A few weeks ago, The Cut named a few photographers to watch. They ran the spectrum of what fashion photography is now and the one who stood out to me was obviously the weirdest of the bunch, Charlie Engman. His image featured an older woman staring at the camera, caught somewhere between fashionable folly and curmudgeonly crankiness. It’s charming and ugly and beautiful, something easy to fall in love with. The image—Above.—is from a series Engmand did called MOM that he did a few years ago for The Room. It’s an incredible series that shows that fashion and style are not tied to age.
While catching the new LP from Los Angeles’ own house maker Magic Touch, we found that he was collaborating with a Brooklyn artist in the same world, Octa Octa. Both are 100% Silk labelmates so it makes sense that they be together but Octa Octa has a little something extra to him that is quite enveloping. He’s making big open house jams intended for you to walk around and soak yourself in rather than dance in and dance out of. It’s certainly body music but, as he describes it, is ultimately “boring house.” That’s kind of a joke (as his music isn’t boring) but it’s intended to be listened to and to connect with not just tune out on while you bump and grind. The best example of this is “Further Out,” a luscious eight minute example of contemporary house music done right.
Dianna Lynn Vandermeulen describes her work in stars. Really: look at her website. Each body of work is explained in symbols! What a cute, playful way of presenting work. It certainly is better than ambiguous names as it captures a specific magical quality her work has. She embraces “girl” colors that she juxtaposes with the dark and she often uses the shiny and the sparkly. She’s not afraid to get big with her work, using the otherwise cloying to be beautiful. This is what makes her collages wonderful: they feel like you are staring into a the sky or into water from the gaze of an enchanted crystal.
Most persons born in the early to late eighties will remember a specific bedsheet that I cannot Google to find because it it something so common yet so specific that it is impossible to find on the internet. It was a play on primary colors and geometry: it was a white sheet with a black grid that had red and blue trim with infrequent green, yellow, and more shapes placed throughout. The concept is something between Memphis Group and DJ Tanner’s bedroom. Sound familiar? I hope so (because I still cannot find a photo of it).
Whoever made these sheets had a big influence on the current crop of designers and artists. That’s why there is so much pattern clashing and playing with geometry. You see it from Will Bryant to Stephanie Gonot—and my theory is that these bedsheets had something to do with it. This idea jumps across the pond too as artist and art director Anna Lomax has felt this too. Her work is a huge playing with pattern playing and collision of forms. It’s artistic play time that is quite wonderful.
John Goldsmith is a Vancouver based photographer. He does a lot of projects and portraits but his street photography has to be his strong suit.
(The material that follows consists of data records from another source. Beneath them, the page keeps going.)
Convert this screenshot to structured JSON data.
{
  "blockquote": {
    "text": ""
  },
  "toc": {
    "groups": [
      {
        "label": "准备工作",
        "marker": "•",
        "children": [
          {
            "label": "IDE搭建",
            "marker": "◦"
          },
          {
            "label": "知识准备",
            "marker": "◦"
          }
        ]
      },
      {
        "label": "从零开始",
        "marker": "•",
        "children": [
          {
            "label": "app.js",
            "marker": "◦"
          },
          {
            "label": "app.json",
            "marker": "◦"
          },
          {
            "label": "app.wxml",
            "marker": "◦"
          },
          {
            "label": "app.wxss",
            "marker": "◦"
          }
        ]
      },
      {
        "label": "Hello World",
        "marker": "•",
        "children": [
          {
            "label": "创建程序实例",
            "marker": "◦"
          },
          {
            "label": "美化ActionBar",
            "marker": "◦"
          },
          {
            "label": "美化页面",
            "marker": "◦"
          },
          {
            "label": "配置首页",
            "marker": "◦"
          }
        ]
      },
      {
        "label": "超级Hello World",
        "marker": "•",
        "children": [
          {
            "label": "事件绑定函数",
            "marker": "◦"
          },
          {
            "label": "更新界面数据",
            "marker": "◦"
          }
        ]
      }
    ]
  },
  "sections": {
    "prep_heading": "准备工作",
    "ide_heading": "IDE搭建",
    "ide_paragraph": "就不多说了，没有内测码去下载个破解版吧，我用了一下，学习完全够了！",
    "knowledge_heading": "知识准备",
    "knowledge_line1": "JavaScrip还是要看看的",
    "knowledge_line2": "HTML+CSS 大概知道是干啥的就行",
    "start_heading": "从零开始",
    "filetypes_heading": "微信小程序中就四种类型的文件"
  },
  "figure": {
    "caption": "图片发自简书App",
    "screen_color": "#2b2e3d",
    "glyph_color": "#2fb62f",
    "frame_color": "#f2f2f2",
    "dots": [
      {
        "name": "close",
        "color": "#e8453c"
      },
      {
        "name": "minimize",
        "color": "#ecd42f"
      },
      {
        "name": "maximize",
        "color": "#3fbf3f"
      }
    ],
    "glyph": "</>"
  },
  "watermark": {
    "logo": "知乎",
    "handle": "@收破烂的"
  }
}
It’s not that he’s capturing fashionable street scenes or crushing cultural commentary but instead is finding rich oddity in the world around him. His camera is somehow able to find things the normal eye is missing, to capture specific moments where something is weird, be it from your perception being off or that you are just the right angle. This element of fleetingness is why his street photography is so great: it catches abnormalities in normality.